I think catch was requesting to improve comments:

..but would be good to at least add a comment to those hooks to note they shouldn't change the stored data

So, let's do. Attached patch improved entity-crud hooks docs based upon the existing node-crud hook docs which slightly differ. The interdif
unifies things such that pre-operation hook us the "act on .." wording while the post-operation hook use the "respond to" wording

  • states that implementations may not alter entity storage
  • adds consistent notes to post-operation hooks to clarify they are post-operation.
  • removes the note for post-deletion hooks to run after per-entity-type hooks and replaces it with the usual post-storage statement. All entity hooks run after entity-type specific hooks, what's not mentioned anywhere else either.
  • does not change all per-entity type documentation to be consistent with that - although the new docs are more inline with what it's there. Overhauling all per entity-type documentation would deserve its own issue imho.

Given that changes we already be clear on entity-insert/update hooks are for reactions, i.e. it mostly solves #1729812: Separate storage operations from reactions already. Imo a logical consequence would be that we change the scope of the database transaction, but I'd suggest deferring this to #1729812: Separate storage operations from reactions.

Berdir’s picture

Status: Needs review » Reviewed & tested by the community

Looks good to me!

webchick’s picture

Assigned: Unassigned » catch

Sounds like catch already was involved in this one...

catch’s picture

Status: Reviewed & tested by the community » Fixed

Yep extra comments are plenty. Committed/pushed to 8.x, thanks!

yched’s picture

+++ b/core/modules/system/entity.api.php
@@ -286,7 +286,10 @@ function hook_entity_presave(Drupal\Core\Entity\EntityInterface $entity) {
+ * This hook runs once the entity has been stored.

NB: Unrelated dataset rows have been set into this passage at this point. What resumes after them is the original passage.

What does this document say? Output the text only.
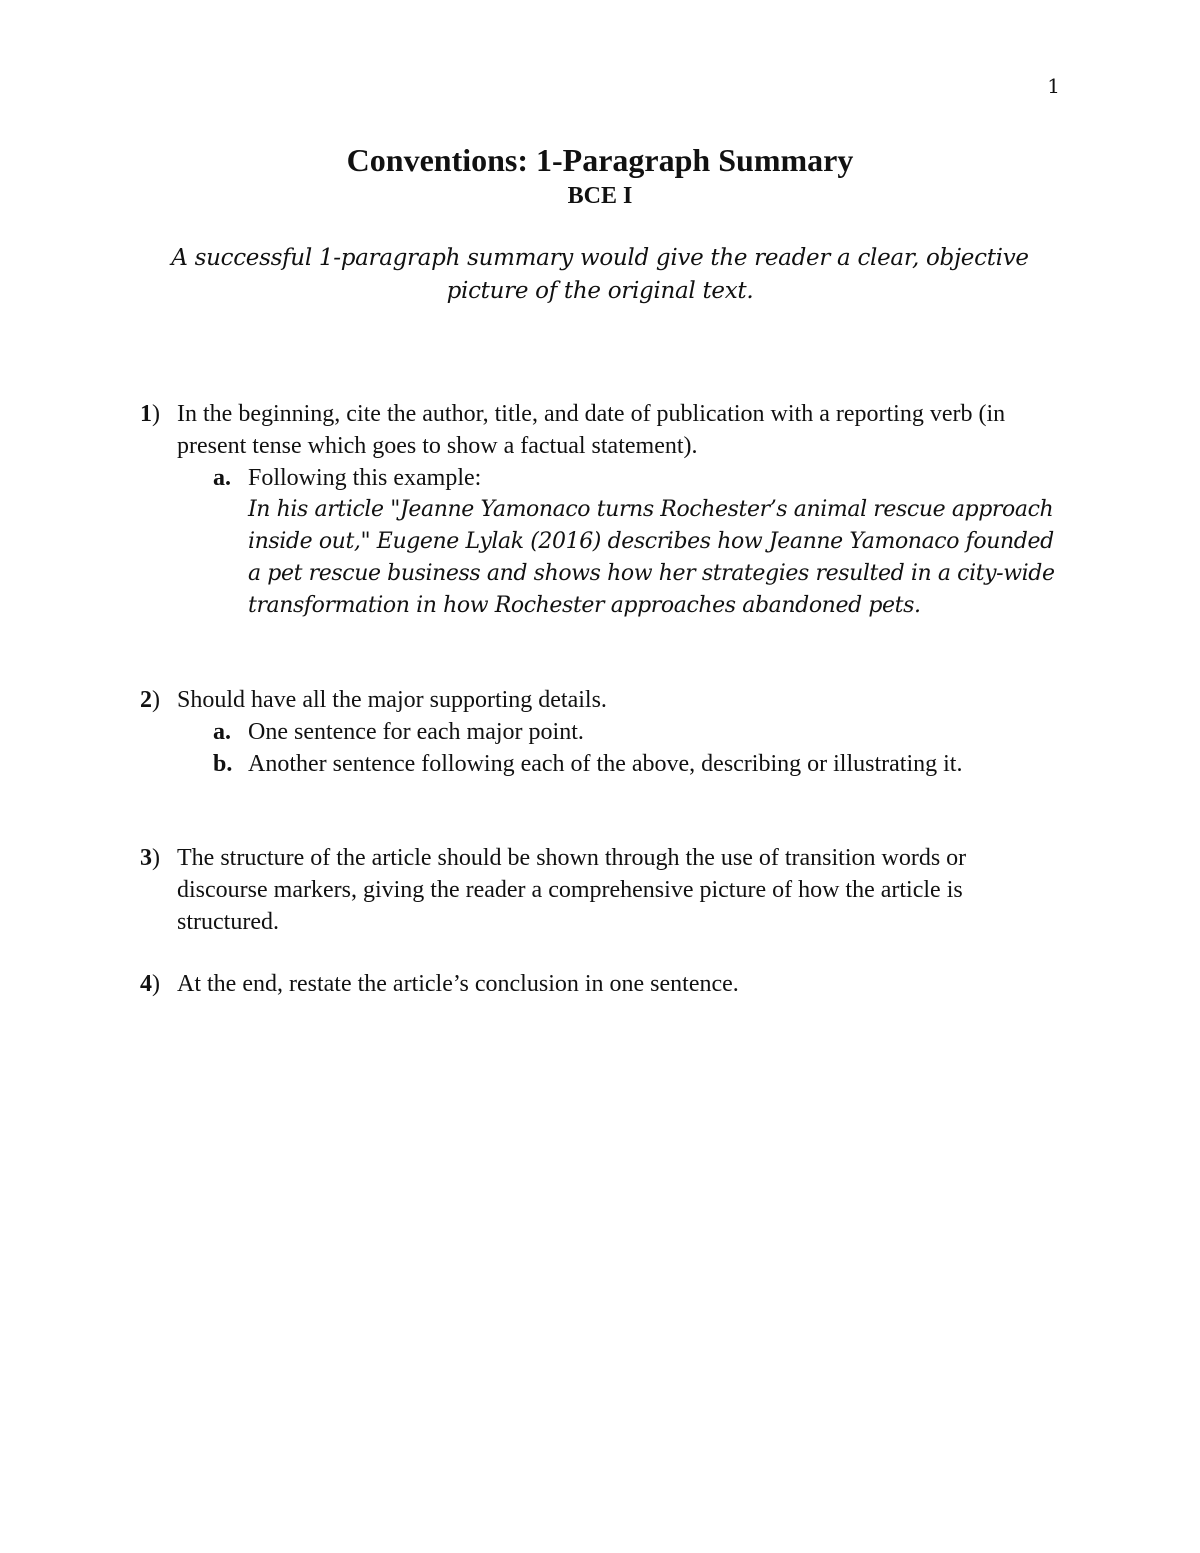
1
Conventions: 1-Paragraph Summary
BCE I
A successful 1-paragraph summary would give the reader a clear, objective picture of the original text.
1) In the beginning, cite the author, title, and date of publication with a reporting verb (in present tense which goes to show a factual statement).
a. Following this example:
In his article "Jeanne Yamonaco turns Rochester’s animal rescue approach inside out," Eugene Lylak (2016) describes how Jeanne Yamonaco founded a pet rescue business and shows how her strategies resulted in a city-wide transformation in how Rochester approaches abandoned pets.
2) Should have all the major supporting details.
a. One sentence for each major point.
b. Another sentence following each of the above, describing or illustrating it.
3) The structure of the article should be shown through the use of transition words or discourse markers, giving the reader a comprehensive picture of how the article is structured.
4) At the end, restate the article’s conclusion in one sentence.
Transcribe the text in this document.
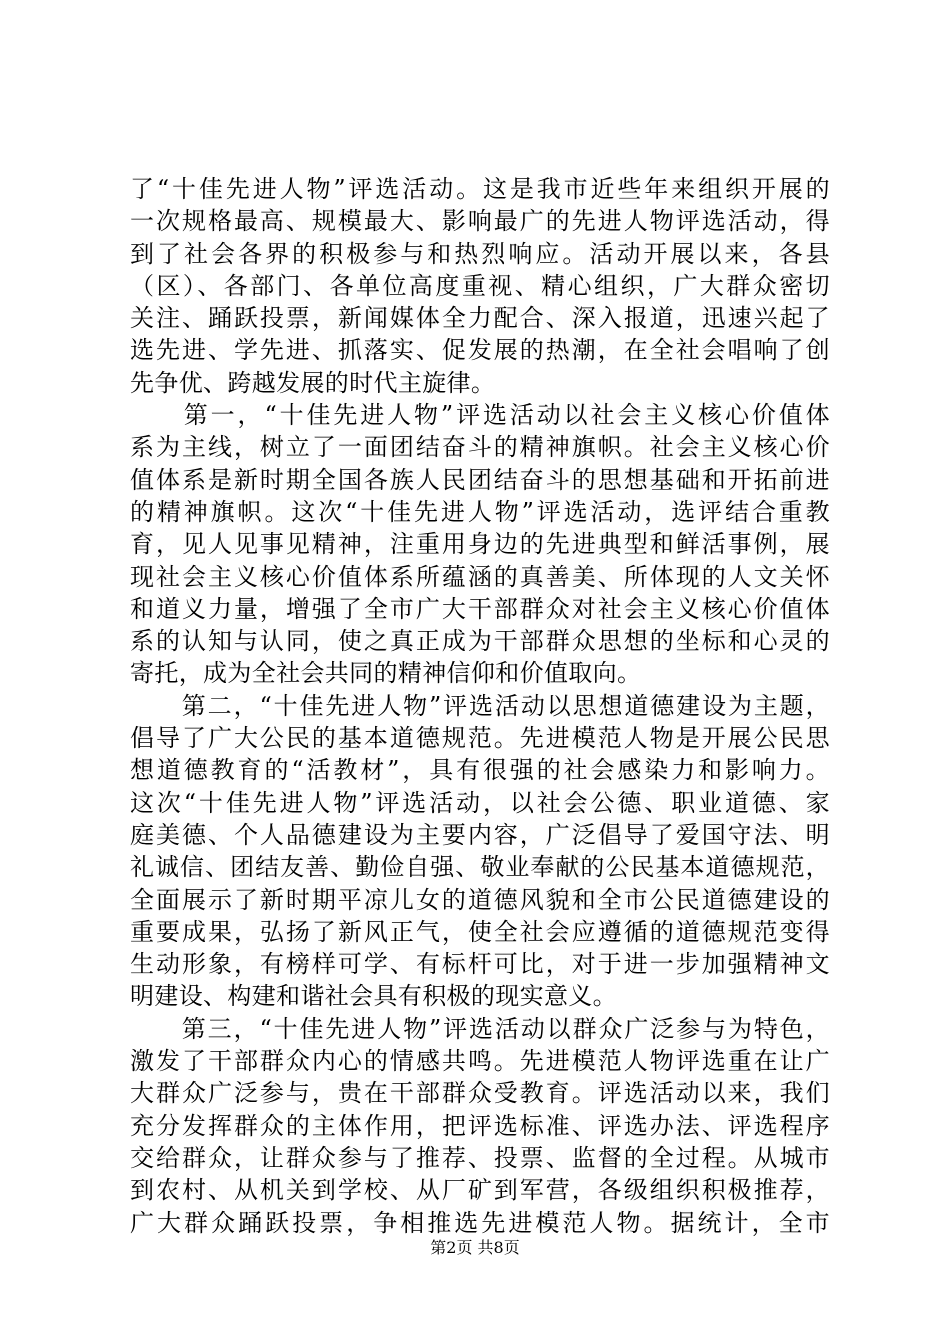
了“十佳先进人物”评选活动。这是我市近些年来组织开展的
一次规格最高、规模最大、影响最广的先进人物评选活动，得
到了社会各界的积极参与和热烈响应。活动开展以来，各县
（区）、各部门、各单位高度重视、精心组织，广大群众密切
关注、踊跃投票，新闻媒体全力配合、深入报道，迅速兴起了
选先进、学先进、抓落实、促发展的热潮，在全社会唱响了创
先争优、跨越发展的时代主旋律。
　　第一，“十佳先进人物”评选活动以社会主义核心价值体
系为主线，树立了一面团结奋斗的精神旗帜。社会主义核心价
值体系是新时期全国各族人民团结奋斗的思想基础和开拓前进
的精神旗帜。这次“十佳先进人物”评选活动，选评结合重教
育，见人见事见精神，注重用身边的先进典型和鲜活事例，展
现社会主义核心价值体系所蕴涵的真善美、所体现的人文关怀
和道义力量，增强了全市广大干部群众对社会主义核心价值体
系的认知与认同，使之真正成为干部群众思想的坐标和心灵的
寄托，成为全社会共同的精神信仰和价值取向。
　　第二，“十佳先进人物”评选活动以思想道德建设为主题，
倡导了广大公民的基本道德规范。先进模范人物是开展公民思
想道德教育的“活教材”，具有很强的社会感染力和影响力。
这次“十佳先进人物”评选活动，以社会公德、职业道德、家
庭美德、个人品德建设为主要内容，广泛倡导了爱国守法、明
礼诚信、团结友善、勤俭自强、敬业奉献的公民基本道德规范，
全面展示了新时期平凉儿女的道德风貌和全市公民道德建设的
重要成果，弘扬了新风正气，使全社会应遵循的道德规范变得
生动形象，有榜样可学、有标杆可比，对于进一步加强精神文
明建设、构建和谐社会具有积极的现实意义。
　　第三，“十佳先进人物”评选活动以群众广泛参与为特色，
激发了干部群众内心的情感共鸣。先进模范人物评选重在让广
大群众广泛参与，贵在干部群众受教育。评选活动以来，我们
充分发挥群众的主体作用，把评选标准、评选办法、评选程序
交给群众，让群众参与了推荐、投票、监督的全过程。从城市
到农村、从机关到学校、从厂矿到军营，各级组织积极推荐，
广大群众踊跃投票，争相推选先进模范人物。据统计，全市
第2页 共8页
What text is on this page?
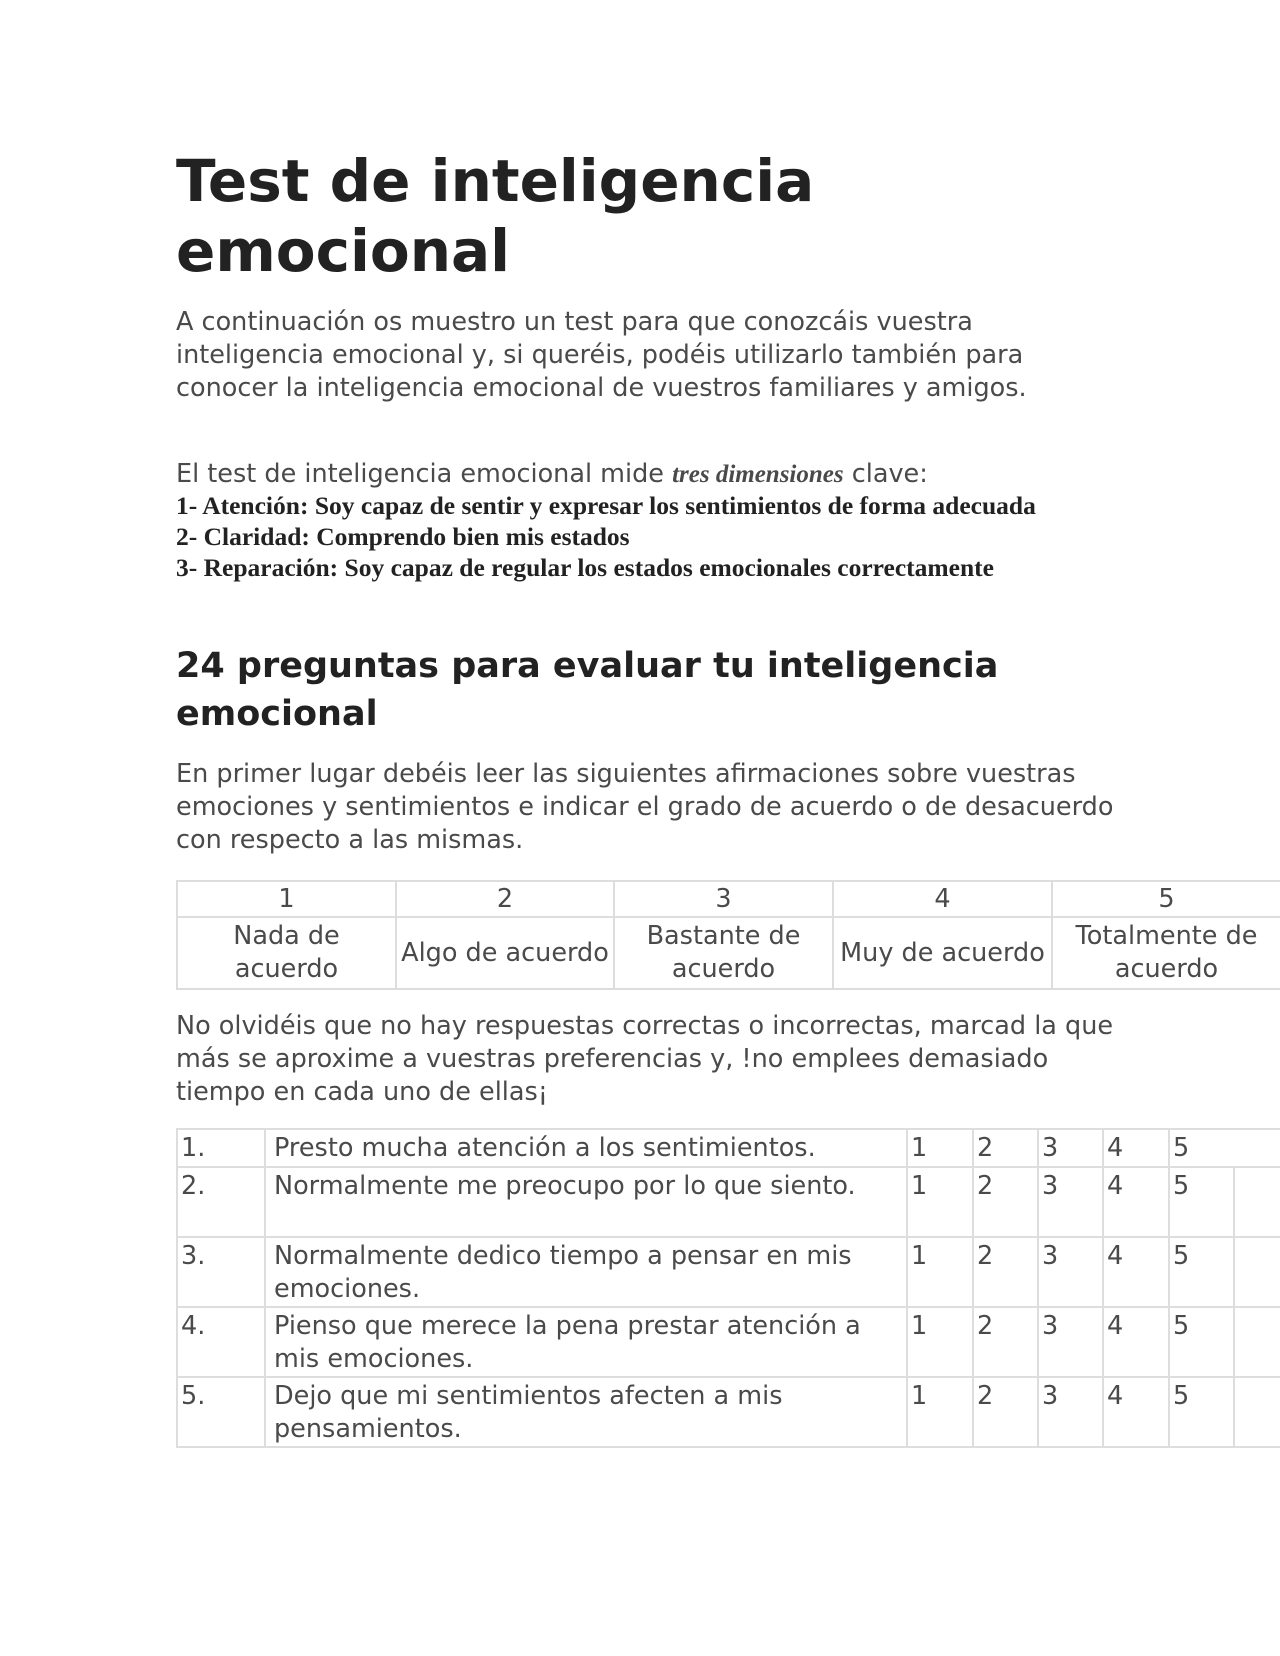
Test de inteligencia emocional

A continuación os muestro un test para que conozcáis vuestra inteligencia emocional y, si queréis, podéis utilizarlo también para conocer la inteligencia emocional de vuestros familiares y amigos.

El test de inteligencia emocional mide tres dimensiones clave:

1- Atención: Soy capaz de sentir y expresar los sentimientos de forma adecuada
2- Claridad: Comprendo bien mis estados
3- Reparación: Soy capaz de regular los estados emocionales correctamente
24 preguntas para evaluar tu inteligencia emocional

En primer lugar debéis leer las siguientes afirmaciones sobre vuestras emociones y sentimientos e indicar el grado de acuerdo o de desacuerdo con respecto a las mismas.

1	2	3	4	5
Nada de acuerdo	Algo de acuerdo	Bastante de acuerdo	Muy de acuerdo	Totalmente de acuerdo

No olvidéis que no hay respuestas correctas o incorrectas, marcad la que más se aproxime a vuestras preferencias y, !no emplees demasiado tiempo en cada uno de ellas¡

1.	Presto mucha atención a los sentimientos.	1	2	3	4	5	
2.	Normalmente me preocupo por lo que siento.	1	2	3	4	5	
3.	Normalmente dedico tiempo a pensar en mis emociones.	1	2	3	4	5	
4.	Pienso que merece la pena prestar atención a mis emociones.	1	2	3	4	5	
5.	Dejo que mi sentimientos afecten a mis pensamientos.	1	2	3	4	5	
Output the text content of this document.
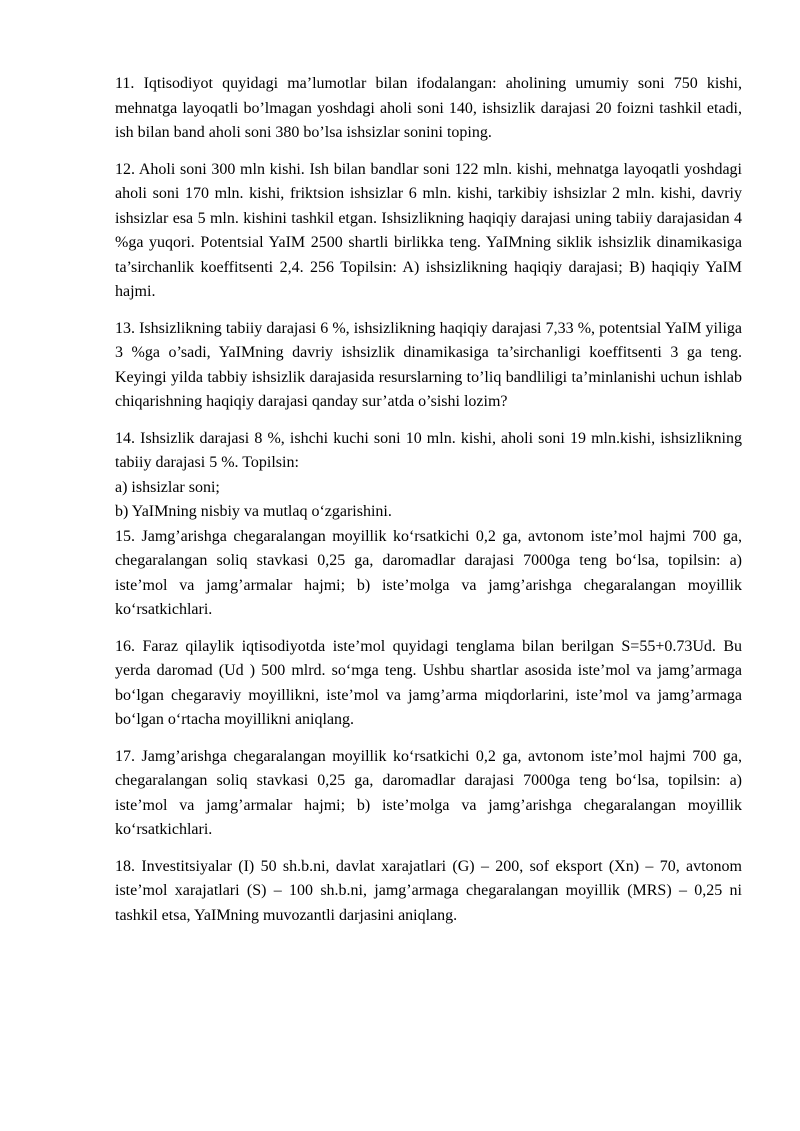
11. Iqtisodiyot quyidagi ma’lumotlar bilan ifodalangan: aholining umumiy soni 750 kishi, mehnatga layoqatli bo’lmagan yoshdagi aholi soni 140, ishsizlik darajasi 20 foizni tashkil etadi, ish bilan band aholi soni 380 bo’lsa ishsizlar sonini toping.

12. Aholi soni 300 mln kishi. Ish bilan bandlar soni 122 mln. kishi, mehnatga layoqatli yoshdagi aholi soni 170 mln. kishi, friktsion ishsizlar 6 mln. kishi, tarkibiy ishsizlar 2 mln. kishi, davriy ishsizlar esa 5 mln. kishini tashkil etgan. Ishsizlikning haqiqiy darajasi uning tabiiy darajasidan 4 %ga yuqori. Potentsial YaIM 2500 shartli birlikka teng. YaIMning siklik ishsizlik dinamikasiga ta’sirchanlik koeffitsenti 2,4. 256 Topilsin: A) ishsizlikning haqiqiy darajasi; B) haqiqiy YaIM hajmi.

13. Ishsizlikning tabiiy darajasi 6 %, ishsizlikning haqiqiy darajasi 7,33 %, potentsial YaIM yiliga 3 %ga o’sadi, YaIMning davriy ishsizlik dinamikasiga ta’sirchanligi koeffitsenti 3 ga teng. Keyingi yilda tabbiy ishsizlik darajasida resurslarning to’liq bandliligi ta’minlanishi uchun ishlab chiqarishning haqiqiy darajasi qanday sur’atda o’sishi lozim?

14. Ishsizlik darajasi 8 %, ishchi kuchi soni 10 mln. kishi, aholi soni 19 mln.kishi, ishsizlikning tabiiy darajasi 5 %. Topilsin:

a) ishsizlar soni;

b) YaIMning nisbiy va mutlaq o‘zgarishini.

15. Jamg’arishga chegaralangan moyillik ko‘rsatkichi 0,2 ga, avtonom iste’mol hajmi 700 ga, chegaralangan soliq stavkasi 0,25 ga, daromadlar darajasi 7000ga teng bo‘lsa, topilsin: a) iste’mol va jamg’armalar hajmi; b) iste’molga va jamg’arishga chegaralangan moyillik ko‘rsatkichlari.

16. Faraz qilaylik iqtisodiyotda iste’mol quyidagi tenglama bilan berilgan S=55+0.73Ud. Bu yerda daromad (Ud ) 500 mlrd. so‘mga teng. Ushbu shartlar asosida iste’mol va jamg’armaga bo‘lgan chegaraviy moyillikni, iste’mol va jamg’arma miqdorlarini, iste’mol va jamg’armaga bo‘lgan o‘rtacha moyillikni aniqlang.

17. Jamg’arishga chegaralangan moyillik ko‘rsatkichi 0,2 ga, avtonom iste’mol hajmi 700 ga, chegaralangan soliq stavkasi 0,25 ga, daromadlar darajasi 7000ga teng bo‘lsa, topilsin: a) iste’mol va jamg’armalar hajmi; b) iste’molga va jamg’arishga chegaralangan moyillik ko‘rsatkichlari.

18. Investitsiyalar (I) 50 sh.b.ni, davlat xarajatlari (G) – 200, sof eksport (Xn) – 70, avtonom iste’mol xarajatlari (S) – 100 sh.b.ni, jamg’armaga chegaralangan moyillik (MRS) – 0,25 ni tashkil etsa, YaIMning muvozantli darjasini aniqlang.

Note that hook
+ * implementations may not alter the stored entity data.

This means hook_entity_presave() is the only place where you can alter the entity values then, right ?
Can implementations of this hook tell between an insert and a delete at this point in the saving flow ?

catch’s picture

Should have isNew() (or whatever the 8.x equivalent is now) available in presave().

yched’s picture

Well, currently the various StorageControllers only do ->enforceIsNew() *after* calling invokeHook('presave').

Berdir’s picture

That call is only a trick to make sure the entity is still seen as new while saving data. Above that, they use isNew() themself to figure out if this is an insert or update. So that's safe to use.

Status: Fixed » Closed (fixed)

Automatically closed - issue fixed for 2 weeks with no activity.

ndobromirov’s picture

This is a bug reported as fixed in for 8. Should there be a back-port to 7?